Genetic basis of body shape variation along the benthic-pelagic axis in cichlid fishes

ABSTRACT

Divergence along the benthic-pelagic axis is one of the most widespread and repeated patterns of morphological variation in fishes, producing body shape diversity associated with ecology and swimming mechanics. This ecological shift is also the first stage of the explosive adaptive radiation of cichlid fishes in the East African Rift Lakes.

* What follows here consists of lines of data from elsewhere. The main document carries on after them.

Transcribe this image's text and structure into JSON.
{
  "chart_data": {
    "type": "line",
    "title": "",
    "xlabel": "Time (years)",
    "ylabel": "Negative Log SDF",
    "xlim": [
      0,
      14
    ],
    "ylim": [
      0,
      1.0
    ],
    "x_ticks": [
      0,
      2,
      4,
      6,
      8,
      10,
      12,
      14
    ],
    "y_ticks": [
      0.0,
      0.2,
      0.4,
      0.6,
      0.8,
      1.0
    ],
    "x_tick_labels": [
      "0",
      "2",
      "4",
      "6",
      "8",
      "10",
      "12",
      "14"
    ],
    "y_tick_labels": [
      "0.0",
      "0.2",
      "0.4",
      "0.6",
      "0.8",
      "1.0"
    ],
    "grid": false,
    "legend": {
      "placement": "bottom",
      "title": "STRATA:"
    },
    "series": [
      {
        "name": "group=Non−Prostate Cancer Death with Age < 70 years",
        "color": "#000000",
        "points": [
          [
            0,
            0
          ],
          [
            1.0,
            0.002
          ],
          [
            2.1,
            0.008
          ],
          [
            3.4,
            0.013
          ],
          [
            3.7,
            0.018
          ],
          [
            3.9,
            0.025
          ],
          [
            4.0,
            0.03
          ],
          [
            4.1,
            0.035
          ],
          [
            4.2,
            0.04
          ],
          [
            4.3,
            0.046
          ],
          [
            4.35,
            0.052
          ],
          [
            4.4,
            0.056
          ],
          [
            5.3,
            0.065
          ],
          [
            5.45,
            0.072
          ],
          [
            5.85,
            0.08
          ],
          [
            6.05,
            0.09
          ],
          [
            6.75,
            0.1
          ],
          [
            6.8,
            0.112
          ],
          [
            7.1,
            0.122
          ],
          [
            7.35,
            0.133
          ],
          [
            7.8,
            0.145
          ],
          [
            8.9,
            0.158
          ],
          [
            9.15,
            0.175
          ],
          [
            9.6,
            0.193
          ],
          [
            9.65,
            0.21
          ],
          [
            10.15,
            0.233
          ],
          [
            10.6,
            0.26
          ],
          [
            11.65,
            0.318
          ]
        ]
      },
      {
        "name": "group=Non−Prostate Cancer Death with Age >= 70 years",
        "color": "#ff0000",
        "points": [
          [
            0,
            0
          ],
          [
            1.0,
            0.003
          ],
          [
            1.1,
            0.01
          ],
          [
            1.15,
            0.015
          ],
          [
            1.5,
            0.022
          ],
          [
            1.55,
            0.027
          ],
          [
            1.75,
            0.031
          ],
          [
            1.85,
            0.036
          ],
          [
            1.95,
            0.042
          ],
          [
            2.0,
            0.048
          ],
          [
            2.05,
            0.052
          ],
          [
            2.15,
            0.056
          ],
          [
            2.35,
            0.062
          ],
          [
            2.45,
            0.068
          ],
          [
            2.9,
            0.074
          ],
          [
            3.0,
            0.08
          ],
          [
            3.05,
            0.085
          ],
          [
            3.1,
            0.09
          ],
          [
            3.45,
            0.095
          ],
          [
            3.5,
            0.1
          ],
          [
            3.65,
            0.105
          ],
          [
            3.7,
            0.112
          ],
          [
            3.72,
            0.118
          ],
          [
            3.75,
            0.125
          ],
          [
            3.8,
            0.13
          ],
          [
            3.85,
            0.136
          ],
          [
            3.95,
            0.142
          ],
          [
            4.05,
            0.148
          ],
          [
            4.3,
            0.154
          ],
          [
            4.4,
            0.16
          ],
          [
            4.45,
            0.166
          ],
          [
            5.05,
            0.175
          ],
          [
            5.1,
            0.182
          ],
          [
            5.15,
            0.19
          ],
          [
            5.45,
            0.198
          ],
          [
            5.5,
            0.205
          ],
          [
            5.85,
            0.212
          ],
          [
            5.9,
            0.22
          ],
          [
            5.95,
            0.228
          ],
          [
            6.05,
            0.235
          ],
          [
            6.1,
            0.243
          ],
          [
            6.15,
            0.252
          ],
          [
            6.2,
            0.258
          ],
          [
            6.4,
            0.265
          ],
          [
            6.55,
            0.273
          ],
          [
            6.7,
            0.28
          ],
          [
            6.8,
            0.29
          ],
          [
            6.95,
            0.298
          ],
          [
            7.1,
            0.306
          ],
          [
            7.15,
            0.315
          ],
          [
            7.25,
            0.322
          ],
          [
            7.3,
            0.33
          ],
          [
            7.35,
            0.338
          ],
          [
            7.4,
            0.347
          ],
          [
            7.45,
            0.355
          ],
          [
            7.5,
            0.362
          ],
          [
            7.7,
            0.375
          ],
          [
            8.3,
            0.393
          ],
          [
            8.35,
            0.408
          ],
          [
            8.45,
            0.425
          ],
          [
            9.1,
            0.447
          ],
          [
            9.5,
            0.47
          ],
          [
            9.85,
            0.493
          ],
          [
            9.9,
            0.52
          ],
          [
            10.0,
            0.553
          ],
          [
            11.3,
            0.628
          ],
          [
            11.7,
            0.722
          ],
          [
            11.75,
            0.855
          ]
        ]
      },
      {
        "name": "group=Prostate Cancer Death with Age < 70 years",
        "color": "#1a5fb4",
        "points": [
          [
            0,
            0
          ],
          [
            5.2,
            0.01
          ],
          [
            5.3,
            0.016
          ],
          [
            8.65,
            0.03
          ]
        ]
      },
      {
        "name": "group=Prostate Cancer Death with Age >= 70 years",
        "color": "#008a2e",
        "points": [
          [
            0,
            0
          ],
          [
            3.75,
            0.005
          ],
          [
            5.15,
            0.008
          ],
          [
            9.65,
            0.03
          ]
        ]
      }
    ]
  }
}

We use two hybrid crosses of cichlids (Metriaclima sp. x Aulonocara sp. and Labidochromis sp. x Labeotropheus sp., >975 animals total) along the benthic-pelagic ecomorphological axis to determine the genetic basis of body shape diversification. Using a series of both linear and geometric shape measurements, we identify 55 quantitative trait loci (QTL) that underlie various aspects of body shape variation associated with benthic-pelagic divergence. These QTL are spread throughout the genome, each explain 3.0-7.2% of phenotypic variation, and are largely modular. Further, QTL are distinct both between these two crosses of Lake Malawi cichlids and compared to previously identified QTL for body shape in fishes such as sticklebacks. We find that body shape is controlled by many genes of small effects. In all, we find that convergent benthic and pelagic body phenotypes commonly observed across fish clades are most likely due to distinct genetic and molecular mechanisms.